The North are fighting for
supremacy and the South for independence, has been the voice.
Independence? for what? to do what? To prove the doctrine that all men
are _not_ equal; to establish the doctrine that the white may
enslave the negro!
In the beginning of our struggle, the voices that reached us across
the water said: "If we were only sure you were fighting for the
abolition of slavery, we should not dare to say whither our sympathies
for your cause might not carry us." Such, as we heard, were the words
of the honored and religious nobleman who draughted this very letter
which you signed and sent us, and to which we are now replying.
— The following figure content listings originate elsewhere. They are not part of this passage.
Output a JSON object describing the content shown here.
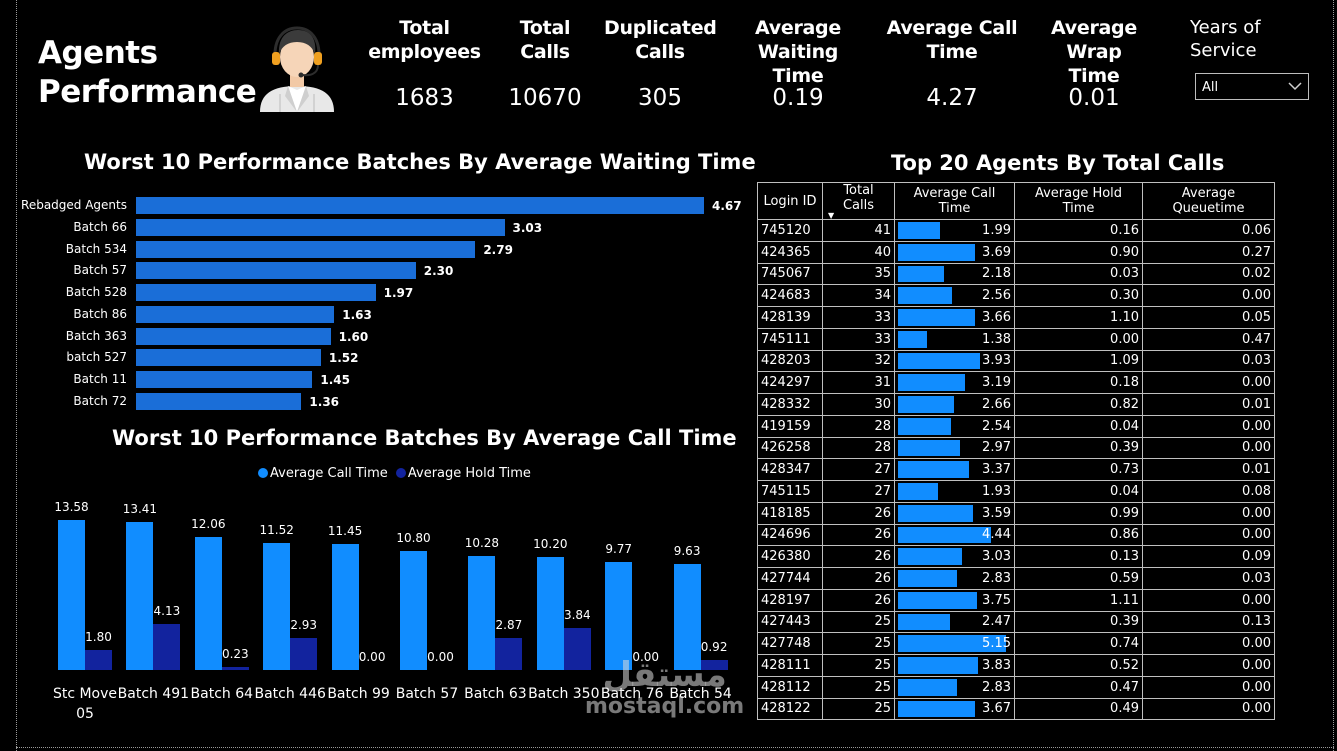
{
  "title": {
    "line1": "Agents",
    "line2": "Performance"
  },
  "kpis": {
    "total_employees": {
      "label1": "Total",
      "label2": "employees",
      "value": "1683"
    },
    "total_calls": {
      "label1": "Total",
      "label2": "Calls",
      "value": "10670"
    },
    "duplicated_calls": {
      "label1": "Duplicated",
      "label2": "Calls",
      "value": "305"
    },
    "avg_waiting": {
      "label1": "Average Waiting",
      "label2": "Time",
      "value": "0.19"
    },
    "avg_call": {
      "label1": "Average Call",
      "label2": "Time",
      "value": "4.27"
    },
    "avg_wrap": {
      "label1": "Average Wrap",
      "label2": "Time",
      "value": "0.01"
    }
  },
  "filter": {
    "label1": "Years of",
    "label2": "Service",
    "value": "All"
  },
  "waiting_chart": {
    "title": "Worst 10 Performance Batches By Average Waiting Time"
  },
  "call_chart": {
    "title": "Worst 10 Performance Batches By Average Call Time",
    "legend1": "Average Call Time",
    "legend2": "Average Hold Time"
  },
  "colors": {
    "bar_blue": "#1a6ed8",
    "call_time": "#118dff",
    "hold_time": "#12239e"
  },
  "chart_data": [
    {
      "type": "bar",
      "orientation": "horizontal",
      "title": "Worst 10 Performance Batches By Average Waiting Time",
      "categories": [
        "Rebadged Agents",
        "Batch 66",
        "Batch 534",
        "Batch 57",
        "Batch 528",
        "Batch 86",
        "Batch 363",
        "batch 527",
        "Batch 11",
        "Batch 72"
      ],
      "labels": [
        "4.67",
        "3.03",
        "2.79",
        "2.30",
        "1.97",
        "1.63",
        "1.60",
        "1.52",
        "1.45",
        "1.36"
      ],
      "values": [
        4.67,
        3.03,
        2.79,
        2.3,
        1.97,
        1.63,
        1.6,
        1.52,
        1.45,
        1.36
      ],
      "xlim": [
        0,
        4.67
      ]
    },
    {
      "type": "bar",
      "title": "Worst 10 Performance Batches By Average Call Time",
      "categories": [
        "Stc Move 05",
        "Batch 491",
        "Batch 64",
        "Batch 446",
        "Batch 99",
        "Batch 57",
        "Batch 63",
        "Batch 350",
        "Batch 76",
        "Batch 54"
      ],
      "series": [
        {
          "name": "Average Call Time",
          "labels": [
            "13.58",
            "13.41",
            "12.06",
            "11.52",
            "11.45",
            "10.80",
            "10.28",
            "10.20",
            "9.77",
            "9.63"
          ],
          "values": [
            13.58,
            13.41,
            12.06,
            11.52,
            11.45,
            10.8,
            10.28,
            10.2,
            9.77,
            9.63
          ]
        },
        {
          "name": "Average Hold Time",
          "labels": [
            "1.80",
            "4.13",
            "0.23",
            "2.93",
            "0.00",
            "0.00",
            "2.87",
            "3.84",
            "0.00",
            "0.92"
          ],
          "values": [
            1.8,
            4.13,
            0.23,
            2.93,
            0.0,
            0.0,
            2.87,
            3.84,
            0.0,
            0.92
          ]
        }
      ],
      "ylim": [
        0,
        13.58
      ]
    }
  ],
  "agents_table": {
    "title": "Top 20 Agents By Total Calls",
    "headers": [
      "Login ID",
      "Total Calls",
      "Average Call Time",
      "Average Hold Time",
      "Average Queuetime"
    ],
    "max_call_time": 5.15,
    "rows": [
      {
        "id": "745120",
        "calls": "41",
        "act": "1.99",
        "aht": "0.16",
        "aqt": "0.06"
      },
      {
        "id": "424365",
        "calls": "40",
        "act": "3.69",
        "aht": "0.90",
        "aqt": "0.27"
      },
      {
        "id": "745067",
        "calls": "35",
        "act": "2.18",
        "aht": "0.03",
        "aqt": "0.02"
      },
      {
        "id": "424683",
        "calls": "34",
        "act": "2.56",
        "aht": "0.30",
        "aqt": "0.00"
      },
      {
        "id": "428139",
        "calls": "33",
        "act": "3.66",
        "aht": "1.10",
        "aqt": "0.05"
      },
      {
        "id": "745111",
        "calls": "33",
        "act": "1.38",
        "aht": "0.00",
        "aqt": "0.47"
      },
      {
        "id": "428203",
        "calls": "32",
        "act": "3.93",
        "aht": "1.09",
        "aqt": "0.03"
      },
      {
        "id": "424297",
        "calls": "31",
        "act": "3.19",
        "aht": "0.18",
        "aqt": "0.00"
      },
      {
        "id": "428332",
        "calls": "30",
        "act": "2.66",
        "aht": "0.82",
        "aqt": "0.01"
      },
      {
        "id": "419159",
        "calls": "28",
        "act": "2.54",
        "aht": "0.04",
        "aqt": "0.00"
      },
      {
        "id": "426258",
        "calls": "28",
        "act": "2.97",
        "aht": "0.39",
        "aqt": "0.00"
      },
      {
        "id": "428347",
        "calls": "27",
        "act": "3.37",
        "aht": "0.73",
        "aqt": "0.01"
      },
      {
        "id": "745115",
        "calls": "27",
        "act": "1.93",
        "aht": "0.04",
        "aqt": "0.08"
      },
      {
        "id": "418185",
        "calls": "26",
        "act": "3.59",
        "aht": "0.99",
        "aqt": "0.00"
      },
      {
        "id": "424696",
        "calls": "26",
        "act": "4.44",
        "aht": "0.86",
        "aqt": "0.00"
      },
      {
        "id": "426380",
        "calls": "26",
        "act": "3.03",
        "aht": "0.13",
        "aqt": "0.09"
      },
      {
        "id": "427744",
        "calls": "26",
        "act": "2.83",
        "aht": "0.59",
        "aqt": "0.03"
      },
      {
        "id": "428197",
        "calls": "26",
        "act": "3.75",
        "aht": "1.11",
        "aqt": "0.00"
      },
      {
        "id": "427443",
        "calls": "25",
        "act": "2.47",
        "aht": "0.39",
        "aqt": "0.13"
      },
      {
        "id": "427748",
        "calls": "25",
        "act": "5.15",
        "aht": "0.74",
        "aqt": "0.00"
      },
      {
        "id": "428111",
        "calls": "25",
        "act": "3.83",
        "aht": "0.52",
        "aqt": "0.00"
      },
      {
        "id": "428112",
        "calls": "25",
        "act": "2.83",
        "aht": "0.47",
        "aqt": "0.00"
      },
      {
        "id": "428122",
        "calls": "25",
        "act": "3.67",
        "aht": "0.49",
        "aqt": "0.00"
      }
    ]
  },
  "watermark": {
    "arabic": "مستقل",
    "latin": "mostaql.com"
  }
}
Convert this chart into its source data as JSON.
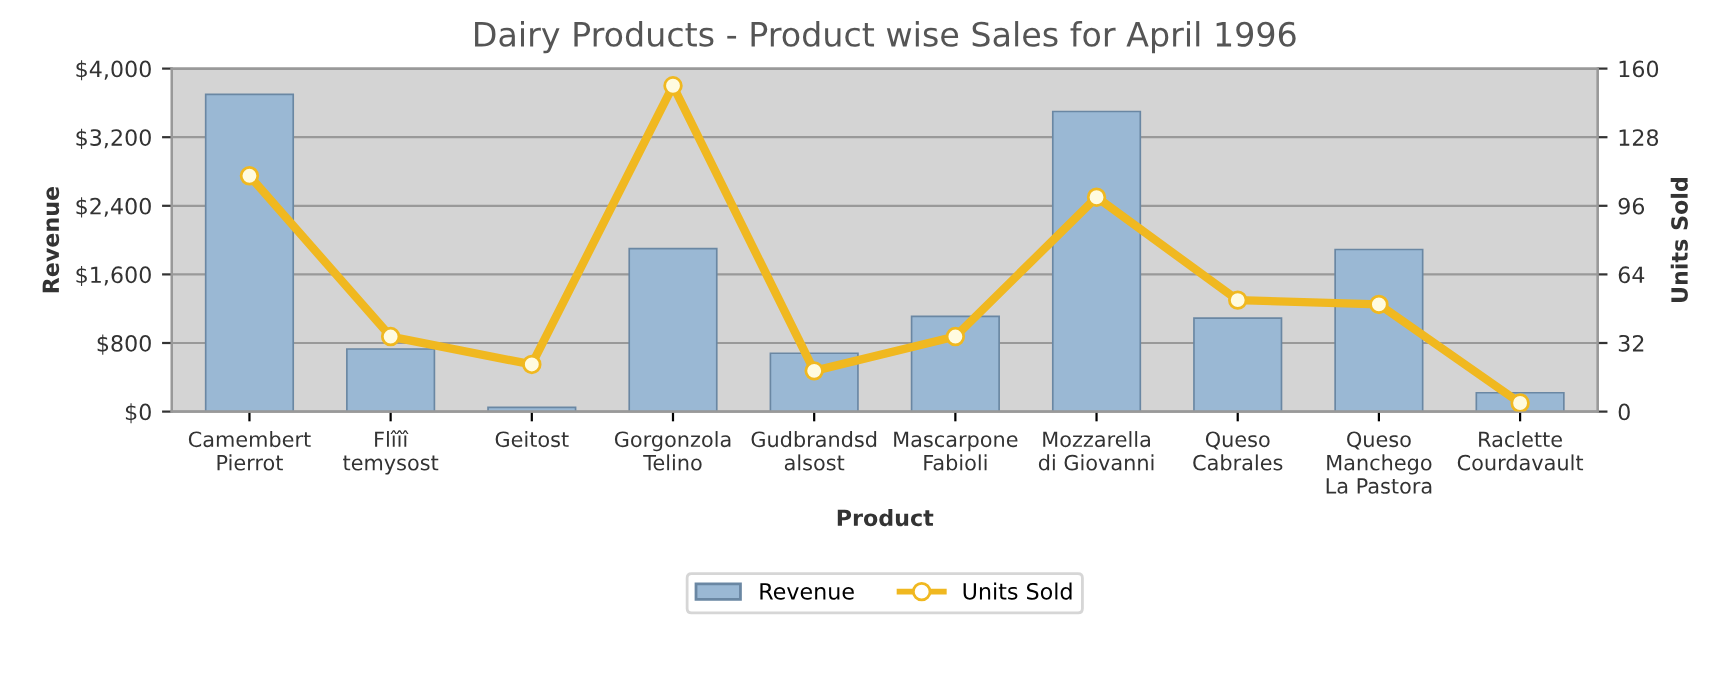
{
  "chart_data": {
    "type": "bar",
    "title": "Dairy Products - Product wise Sales for April 1996",
    "xlabel": "Product",
    "ylabel": "Revenue",
    "y2label": "Units Sold",
    "categories": [
      "Camembert\nPierrot",
      "Flîîî\ntemysost",
      "Geitost",
      "Gorgonzola\nTelino",
      "Gudbrandsd\nalsost",
      "Mascarpone\nFabioli",
      "Mozzarella\ndi Giovanni",
      "Queso\nCabrales",
      "Queso\nManchego\nLa Pastora",
      "Raclette\nCourdavault"
    ],
    "series": [
      {
        "name": "Revenue",
        "color": "#9ab8d4",
        "values": [
          3700,
          730,
          50,
          1900,
          680,
          1110,
          3500,
          1090,
          1890,
          220
        ]
      },
      {
        "name": "Units Sold",
        "type": "line",
        "axis": "y2",
        "color": "#f0b820",
        "marker": "circle",
        "values": [
          110,
          35,
          22,
          152,
          19,
          35,
          100,
          52,
          50,
          4
        ]
      }
    ],
    "ylim": [
      0,
      4000
    ],
    "yticks": [
      {
        "value": 0,
        "label": "$0"
      },
      {
        "value": 800,
        "label": "$800"
      },
      {
        "value": 1600,
        "label": "$1,600"
      },
      {
        "value": 2400,
        "label": "$2,400"
      },
      {
        "value": 3200,
        "label": "$3,200"
      },
      {
        "value": 4000,
        "label": "$4,000"
      }
    ],
    "y2lim": [
      0,
      160
    ],
    "y2ticks": [
      0,
      32,
      64,
      96,
      128,
      160
    ],
    "grid": "y",
    "legend": "bottom"
  }
}
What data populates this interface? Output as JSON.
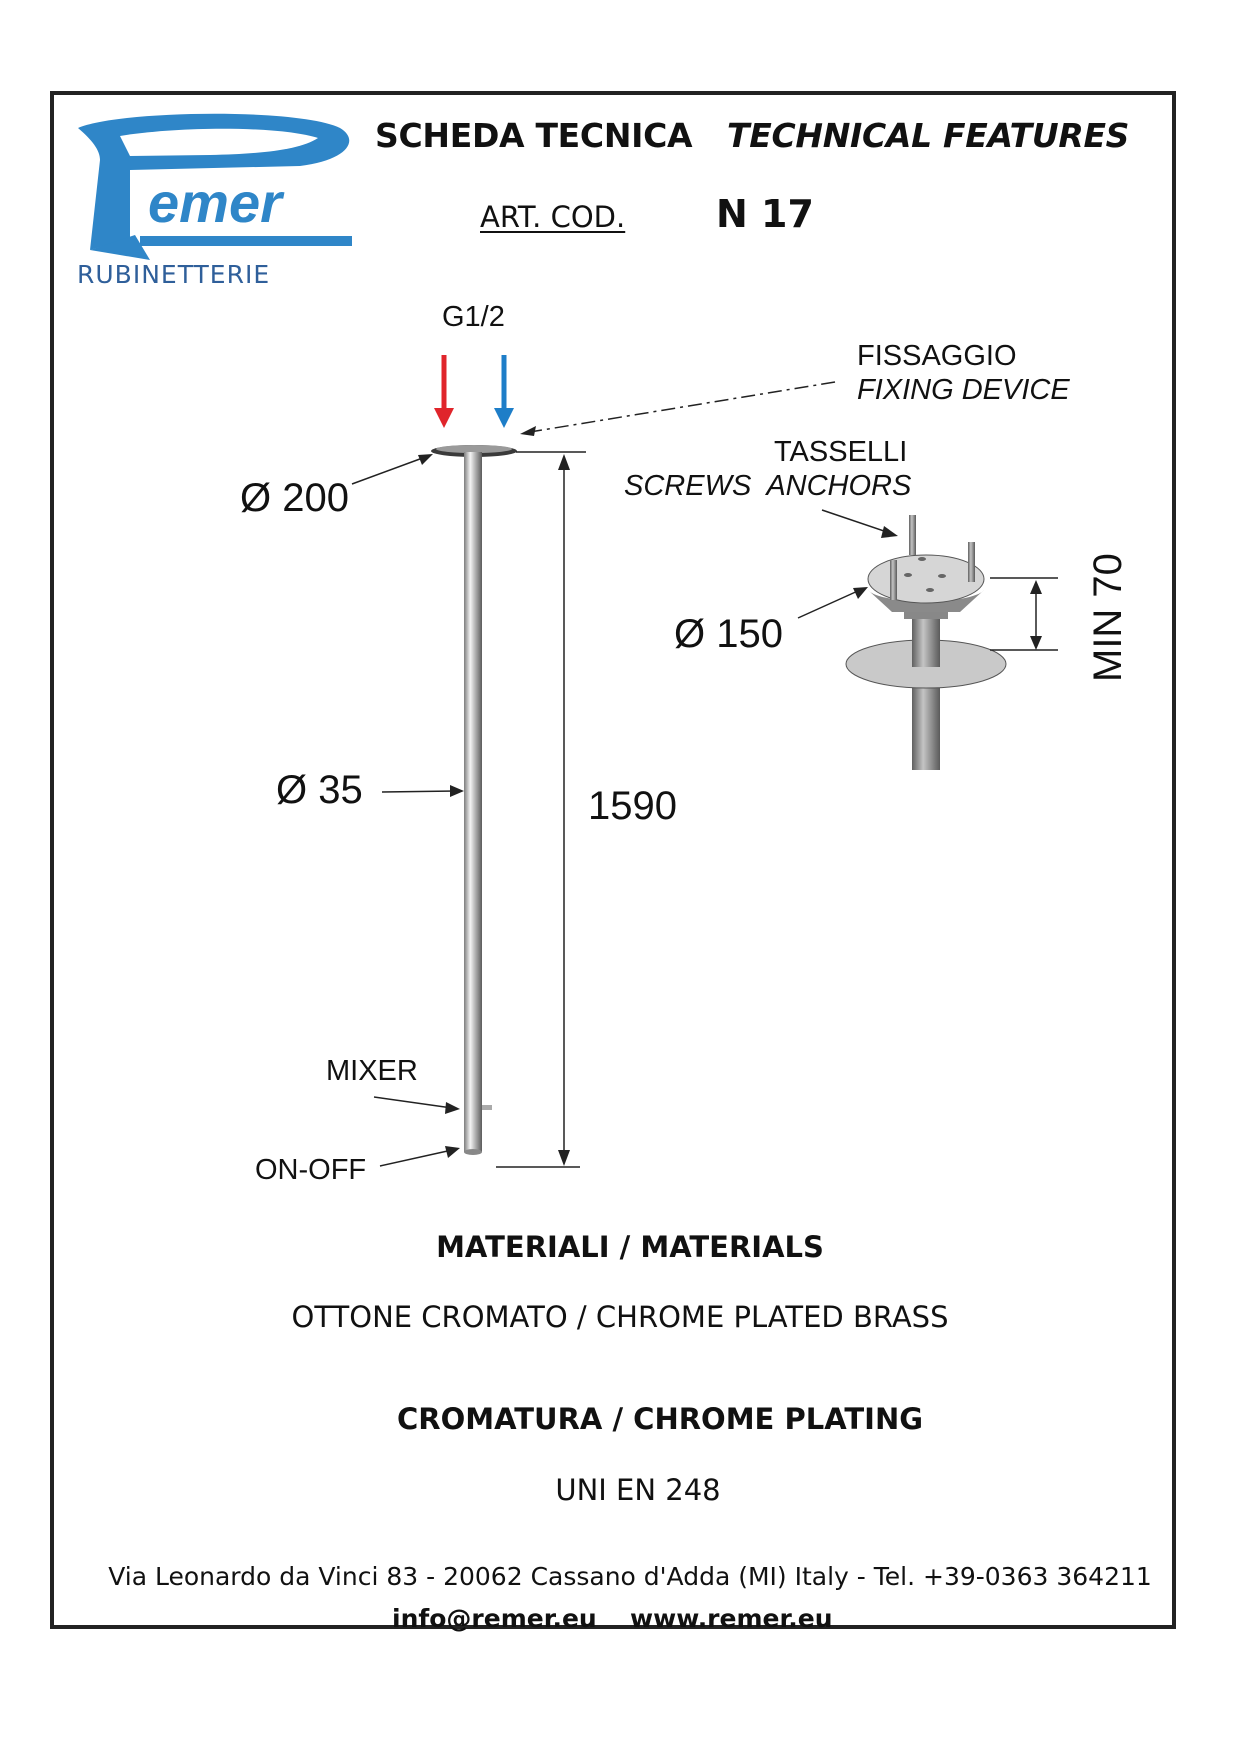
{
  "brand": {
    "logo_text": "Remer",
    "tagline": "RUBINETTERIE"
  },
  "header": {
    "title_it": "SCHEDA TECNICA",
    "title_en": "TECHNICAL FEATURES",
    "art_cod_label": "ART. COD.",
    "art_cod_value": "N 17"
  },
  "drawing": {
    "inlet": "G1/2",
    "fixing_it": "FISSAGGIO",
    "fixing_en": "FIXING DEVICE",
    "anchors_it": "TASSELLI",
    "anchors_en": "SCREWS  ANCHORS",
    "dia_flange": "Ø 200",
    "dia_base": "Ø 150",
    "dia_tube": "Ø 35",
    "length": "1590",
    "min_depth": "MIN 70",
    "mixer": "MIXER",
    "on_off": "ON-OFF",
    "hot_color": "#e0252b",
    "cold_color": "#1e7ec8"
  },
  "materials": {
    "title": "MATERIALI / MATERIALS",
    "value": "OTTONE CROMATO / CHROME PLATED BRASS"
  },
  "plating": {
    "title": "CROMATURA / CHROME PLATING",
    "value": "UNI EN 248"
  },
  "footer": {
    "address": "Via Leonardo da Vinci 83 - 20062 Cassano d'Adda (MI) Italy - Tel. +39-0363 364211",
    "email": "info@remer.eu",
    "website": "www.remer.eu"
  },
  "colors": {
    "logo_blue": "#2f86c8"
  }
}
When these words reached us we said: "We can wait; our friends in
England will soon see whither this conflict is tending." A year and a
half have passed; step after step has been taken for liberty; chain
after chain has fallen, till the march of our armies is choked and
clogged by the glad flocking of emancipated slaves; the day of final
emancipation is set; the border States begin to move in voluntary
consent; universal freedom for all dawns like the sun in the distant
horizon, and still no voice from England. No voice? Yes, we have heard
on the high seas the voice of a war-steamer, built for a man-stealing
Confederacy, with English gold, in an English dockyard, going out of
an English harbor, manned by English sailors, with the full knowledge
of English government officers, in defiance of the Queen's
proclamation of neutrality! So far has English sympathy overflowed.